Чайна Мьевиль, потомственный британский социалист и писатель, определяющий свой жанр как «странную литературу» (weird fiction), получил в прошлом месяце «Хьюго» — главную премию в фантастический литературе. Награду ему дали за «Город и город» — мрачный детектив с убийством, двумя очень непохожими, но слишком тесно связанными городами и искусством сознательно не замечать очевидного. До того Мьевиль написал еще множество романов о разных вымышленных мирах с людьми-крабами, людьми-кактусами, лондонской драм-н-бейс-тусовкой и еще черт знает чем — «Король крыс», «Вокзал потерянных снов», «Нон Лон Дон». Но все его творчество объединило одно — громадный бесчеловечный город, который проглотит тебя и не подавится, но жить за пределами которого скучно и невозможно. Корреспондент «Парка Культуры» поговорил с Чайной о пользе наград и склерозе современной «литературной литературы».
— Я хотел бы поздравить вас с премией «Хьюго», которую вы получили за роман «Город и город». Насколько это для вас важно? Насколько вообще важны литературные премии?
— Для меня это очень важно. Я вырос на книгах, у которых на обложке было написано слово «Хьюго». Что же до наград вообще, то на более ранних стадиях моей карьеры это было достаточно важно. Десять лет назад я получил премию Артура Кларка — многие люди узнали о моем существовании. А сейчас я не знаю, какой у этой награды есть практический эффект. Но эмоциональный эффект огромен, да. Я очень польщен и удивлен.
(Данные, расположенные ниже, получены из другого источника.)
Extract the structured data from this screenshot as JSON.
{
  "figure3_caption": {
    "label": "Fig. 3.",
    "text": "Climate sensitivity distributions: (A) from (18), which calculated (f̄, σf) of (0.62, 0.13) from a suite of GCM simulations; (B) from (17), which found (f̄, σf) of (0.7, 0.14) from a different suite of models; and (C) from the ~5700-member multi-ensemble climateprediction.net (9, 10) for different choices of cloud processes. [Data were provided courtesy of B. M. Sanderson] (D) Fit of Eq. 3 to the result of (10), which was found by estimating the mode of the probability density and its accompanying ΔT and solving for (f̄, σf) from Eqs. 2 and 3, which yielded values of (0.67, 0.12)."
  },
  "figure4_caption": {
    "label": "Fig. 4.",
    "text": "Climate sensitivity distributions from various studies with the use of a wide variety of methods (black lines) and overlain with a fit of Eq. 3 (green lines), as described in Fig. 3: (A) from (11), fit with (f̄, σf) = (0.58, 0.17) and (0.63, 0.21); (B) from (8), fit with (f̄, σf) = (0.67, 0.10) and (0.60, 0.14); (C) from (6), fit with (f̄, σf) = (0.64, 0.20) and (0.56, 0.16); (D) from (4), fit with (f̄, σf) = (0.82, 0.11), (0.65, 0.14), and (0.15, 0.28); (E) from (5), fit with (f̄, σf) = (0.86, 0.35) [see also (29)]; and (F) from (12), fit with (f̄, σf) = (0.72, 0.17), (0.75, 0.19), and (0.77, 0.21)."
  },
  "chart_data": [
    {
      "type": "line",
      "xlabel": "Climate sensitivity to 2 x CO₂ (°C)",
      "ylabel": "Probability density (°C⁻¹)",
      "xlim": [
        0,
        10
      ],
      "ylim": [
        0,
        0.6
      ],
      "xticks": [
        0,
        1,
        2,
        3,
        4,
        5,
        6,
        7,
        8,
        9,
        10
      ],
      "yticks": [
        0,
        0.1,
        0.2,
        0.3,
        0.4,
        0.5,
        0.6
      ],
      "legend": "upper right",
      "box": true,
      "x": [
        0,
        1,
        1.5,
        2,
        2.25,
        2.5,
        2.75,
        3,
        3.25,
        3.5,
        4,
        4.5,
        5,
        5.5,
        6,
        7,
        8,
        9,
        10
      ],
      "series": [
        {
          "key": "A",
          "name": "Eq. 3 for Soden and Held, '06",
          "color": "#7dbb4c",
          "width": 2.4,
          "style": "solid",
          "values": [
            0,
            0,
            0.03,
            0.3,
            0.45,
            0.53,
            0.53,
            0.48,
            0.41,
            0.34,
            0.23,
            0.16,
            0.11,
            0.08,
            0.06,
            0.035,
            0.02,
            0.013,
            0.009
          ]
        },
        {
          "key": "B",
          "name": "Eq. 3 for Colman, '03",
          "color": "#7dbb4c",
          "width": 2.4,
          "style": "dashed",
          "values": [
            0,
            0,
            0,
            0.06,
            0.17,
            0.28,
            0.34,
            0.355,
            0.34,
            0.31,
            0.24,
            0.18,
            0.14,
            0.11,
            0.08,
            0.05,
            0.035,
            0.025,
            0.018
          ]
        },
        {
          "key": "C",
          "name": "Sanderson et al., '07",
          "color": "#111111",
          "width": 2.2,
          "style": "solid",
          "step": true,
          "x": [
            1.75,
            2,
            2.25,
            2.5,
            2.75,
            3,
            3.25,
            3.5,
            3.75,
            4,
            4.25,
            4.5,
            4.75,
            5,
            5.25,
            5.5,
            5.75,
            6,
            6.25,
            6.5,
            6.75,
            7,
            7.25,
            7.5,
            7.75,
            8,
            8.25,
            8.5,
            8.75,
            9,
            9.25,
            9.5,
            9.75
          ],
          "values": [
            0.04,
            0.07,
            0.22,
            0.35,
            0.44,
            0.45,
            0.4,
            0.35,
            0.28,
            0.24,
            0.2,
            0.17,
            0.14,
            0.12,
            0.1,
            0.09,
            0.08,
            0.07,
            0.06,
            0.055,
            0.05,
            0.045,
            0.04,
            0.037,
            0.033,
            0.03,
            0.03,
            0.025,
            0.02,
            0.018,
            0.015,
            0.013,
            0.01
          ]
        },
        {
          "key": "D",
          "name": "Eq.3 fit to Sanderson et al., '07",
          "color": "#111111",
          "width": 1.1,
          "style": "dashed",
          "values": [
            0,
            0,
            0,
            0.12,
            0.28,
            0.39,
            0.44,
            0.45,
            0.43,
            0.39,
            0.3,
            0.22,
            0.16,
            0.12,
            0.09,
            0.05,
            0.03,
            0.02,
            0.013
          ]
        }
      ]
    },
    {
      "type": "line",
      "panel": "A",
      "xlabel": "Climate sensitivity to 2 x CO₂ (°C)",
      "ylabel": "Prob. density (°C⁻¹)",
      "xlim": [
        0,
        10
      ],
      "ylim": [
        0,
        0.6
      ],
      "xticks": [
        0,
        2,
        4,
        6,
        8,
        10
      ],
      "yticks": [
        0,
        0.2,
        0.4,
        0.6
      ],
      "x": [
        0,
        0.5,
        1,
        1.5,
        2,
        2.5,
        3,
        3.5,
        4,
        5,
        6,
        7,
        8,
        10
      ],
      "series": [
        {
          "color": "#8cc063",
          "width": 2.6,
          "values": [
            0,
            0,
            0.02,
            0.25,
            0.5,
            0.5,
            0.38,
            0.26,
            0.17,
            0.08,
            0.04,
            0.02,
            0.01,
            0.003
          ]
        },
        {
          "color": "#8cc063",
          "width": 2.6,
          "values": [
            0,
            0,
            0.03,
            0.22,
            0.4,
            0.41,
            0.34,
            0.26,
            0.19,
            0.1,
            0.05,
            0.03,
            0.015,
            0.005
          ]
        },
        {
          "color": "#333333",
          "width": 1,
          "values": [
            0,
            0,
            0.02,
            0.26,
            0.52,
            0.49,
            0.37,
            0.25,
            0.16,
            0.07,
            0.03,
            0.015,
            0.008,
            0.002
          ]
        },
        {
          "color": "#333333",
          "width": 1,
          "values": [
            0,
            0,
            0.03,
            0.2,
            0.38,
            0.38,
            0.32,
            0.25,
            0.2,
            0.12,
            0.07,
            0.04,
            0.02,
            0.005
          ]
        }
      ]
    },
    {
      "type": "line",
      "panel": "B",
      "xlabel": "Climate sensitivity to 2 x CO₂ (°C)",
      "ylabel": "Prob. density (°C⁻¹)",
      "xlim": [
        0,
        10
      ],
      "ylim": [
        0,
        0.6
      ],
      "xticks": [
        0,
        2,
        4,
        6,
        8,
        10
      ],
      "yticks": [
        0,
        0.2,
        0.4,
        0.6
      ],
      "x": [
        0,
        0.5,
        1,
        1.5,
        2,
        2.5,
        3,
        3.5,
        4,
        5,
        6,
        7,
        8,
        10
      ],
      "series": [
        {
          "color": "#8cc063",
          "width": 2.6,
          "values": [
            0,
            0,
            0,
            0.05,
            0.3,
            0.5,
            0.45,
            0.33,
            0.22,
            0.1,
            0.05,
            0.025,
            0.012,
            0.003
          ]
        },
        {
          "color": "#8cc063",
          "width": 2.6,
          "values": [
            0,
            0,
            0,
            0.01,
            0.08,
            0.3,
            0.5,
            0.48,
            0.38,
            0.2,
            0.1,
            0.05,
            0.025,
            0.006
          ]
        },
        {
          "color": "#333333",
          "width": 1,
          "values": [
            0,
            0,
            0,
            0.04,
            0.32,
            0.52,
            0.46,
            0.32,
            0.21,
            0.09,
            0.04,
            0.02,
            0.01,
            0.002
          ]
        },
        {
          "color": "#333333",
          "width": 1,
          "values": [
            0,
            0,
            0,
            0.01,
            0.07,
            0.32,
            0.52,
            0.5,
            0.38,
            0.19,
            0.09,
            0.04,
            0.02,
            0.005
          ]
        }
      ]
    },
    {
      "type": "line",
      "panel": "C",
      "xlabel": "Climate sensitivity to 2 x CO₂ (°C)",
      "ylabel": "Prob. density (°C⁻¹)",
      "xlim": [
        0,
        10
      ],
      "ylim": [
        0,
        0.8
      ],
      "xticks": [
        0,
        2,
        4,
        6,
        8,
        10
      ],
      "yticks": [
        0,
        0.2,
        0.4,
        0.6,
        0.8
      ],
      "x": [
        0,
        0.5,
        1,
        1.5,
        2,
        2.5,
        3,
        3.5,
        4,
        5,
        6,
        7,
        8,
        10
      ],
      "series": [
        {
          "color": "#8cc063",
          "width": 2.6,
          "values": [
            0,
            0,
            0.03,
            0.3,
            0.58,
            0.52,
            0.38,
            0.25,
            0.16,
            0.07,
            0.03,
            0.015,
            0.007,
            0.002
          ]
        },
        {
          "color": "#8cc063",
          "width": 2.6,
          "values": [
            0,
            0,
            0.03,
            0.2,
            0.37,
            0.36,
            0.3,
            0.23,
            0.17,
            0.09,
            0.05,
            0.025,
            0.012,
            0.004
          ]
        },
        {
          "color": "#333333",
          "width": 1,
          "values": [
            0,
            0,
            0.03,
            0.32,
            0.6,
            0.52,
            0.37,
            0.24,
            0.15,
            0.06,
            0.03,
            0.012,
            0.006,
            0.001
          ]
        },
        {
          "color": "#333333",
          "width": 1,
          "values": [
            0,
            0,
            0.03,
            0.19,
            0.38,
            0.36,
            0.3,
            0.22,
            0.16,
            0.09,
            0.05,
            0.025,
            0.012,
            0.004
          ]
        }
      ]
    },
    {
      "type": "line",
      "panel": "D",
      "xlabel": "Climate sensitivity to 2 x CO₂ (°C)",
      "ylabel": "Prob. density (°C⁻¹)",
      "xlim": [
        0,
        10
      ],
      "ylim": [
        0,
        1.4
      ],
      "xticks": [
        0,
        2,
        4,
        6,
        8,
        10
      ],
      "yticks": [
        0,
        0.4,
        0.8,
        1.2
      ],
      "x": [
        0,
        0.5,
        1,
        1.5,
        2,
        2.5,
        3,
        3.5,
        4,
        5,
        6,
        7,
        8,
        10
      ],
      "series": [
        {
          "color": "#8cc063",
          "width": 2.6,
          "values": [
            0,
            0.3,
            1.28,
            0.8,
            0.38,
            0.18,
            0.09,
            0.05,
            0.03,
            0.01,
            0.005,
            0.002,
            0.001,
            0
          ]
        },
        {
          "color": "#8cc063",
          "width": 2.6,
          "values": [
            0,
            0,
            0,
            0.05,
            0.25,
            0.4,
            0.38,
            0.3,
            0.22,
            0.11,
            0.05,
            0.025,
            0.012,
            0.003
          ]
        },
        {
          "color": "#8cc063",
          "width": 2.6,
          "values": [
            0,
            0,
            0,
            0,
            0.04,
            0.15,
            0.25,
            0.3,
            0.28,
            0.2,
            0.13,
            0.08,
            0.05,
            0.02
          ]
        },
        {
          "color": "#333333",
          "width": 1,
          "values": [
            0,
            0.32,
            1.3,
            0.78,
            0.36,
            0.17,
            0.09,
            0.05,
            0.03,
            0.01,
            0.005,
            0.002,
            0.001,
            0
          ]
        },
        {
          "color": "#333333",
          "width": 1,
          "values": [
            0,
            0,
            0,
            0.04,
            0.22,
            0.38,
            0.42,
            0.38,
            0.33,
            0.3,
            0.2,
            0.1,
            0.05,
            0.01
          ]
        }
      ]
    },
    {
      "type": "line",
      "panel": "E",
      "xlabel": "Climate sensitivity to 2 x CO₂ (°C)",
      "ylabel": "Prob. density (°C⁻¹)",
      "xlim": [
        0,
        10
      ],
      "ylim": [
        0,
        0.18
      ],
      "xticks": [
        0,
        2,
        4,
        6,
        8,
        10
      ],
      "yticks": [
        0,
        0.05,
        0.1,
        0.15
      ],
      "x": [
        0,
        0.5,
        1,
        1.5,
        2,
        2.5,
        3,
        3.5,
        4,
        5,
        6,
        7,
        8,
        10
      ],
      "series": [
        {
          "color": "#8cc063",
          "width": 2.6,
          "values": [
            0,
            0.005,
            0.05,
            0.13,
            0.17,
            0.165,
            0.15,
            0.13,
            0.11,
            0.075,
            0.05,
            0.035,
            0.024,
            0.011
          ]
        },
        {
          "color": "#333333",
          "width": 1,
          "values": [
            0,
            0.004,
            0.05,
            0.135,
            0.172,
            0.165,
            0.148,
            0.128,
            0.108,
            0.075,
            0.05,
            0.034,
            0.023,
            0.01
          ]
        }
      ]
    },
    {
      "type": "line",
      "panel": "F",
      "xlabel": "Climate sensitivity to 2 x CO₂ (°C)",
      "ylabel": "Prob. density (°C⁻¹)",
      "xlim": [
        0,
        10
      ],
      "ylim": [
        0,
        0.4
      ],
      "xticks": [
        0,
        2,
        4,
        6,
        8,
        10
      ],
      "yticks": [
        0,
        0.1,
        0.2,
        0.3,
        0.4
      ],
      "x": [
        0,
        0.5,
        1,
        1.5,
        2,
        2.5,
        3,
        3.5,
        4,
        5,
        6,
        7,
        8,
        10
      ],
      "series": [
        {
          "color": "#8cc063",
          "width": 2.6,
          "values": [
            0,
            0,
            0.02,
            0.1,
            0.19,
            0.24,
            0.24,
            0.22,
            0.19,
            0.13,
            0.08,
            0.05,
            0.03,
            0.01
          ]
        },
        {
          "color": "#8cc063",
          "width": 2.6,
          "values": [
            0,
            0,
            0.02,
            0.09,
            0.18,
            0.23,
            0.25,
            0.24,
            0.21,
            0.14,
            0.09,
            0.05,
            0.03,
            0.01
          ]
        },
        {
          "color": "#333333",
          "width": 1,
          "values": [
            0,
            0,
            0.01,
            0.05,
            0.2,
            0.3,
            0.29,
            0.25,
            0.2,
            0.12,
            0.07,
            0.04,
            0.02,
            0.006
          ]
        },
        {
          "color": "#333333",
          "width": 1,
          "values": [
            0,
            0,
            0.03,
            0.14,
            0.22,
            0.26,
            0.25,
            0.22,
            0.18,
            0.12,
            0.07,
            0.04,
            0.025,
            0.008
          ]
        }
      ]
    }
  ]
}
— А вы читаете других современных лауреатов «Хьюго»? Например, Паоло Бачигалупи?
— А, моего сопобедителя (в этом году награда вручена двум лауреатам — Мьевилю и Паоло Бачигалупи за роман «Заводная девушка» — ПК)? Да, но я совру, если скажу, что всегда могу читать всех лауреатов и номинантов. У писательского ремесла есть свои недостатки. То есть, конечно, иметь возможность писать фулл-тайм — большая удача, но читать всерьез уже не успеваешь, не успеваешь сконцентрироваться. Так что я не читаю столько, сколько следовало бы.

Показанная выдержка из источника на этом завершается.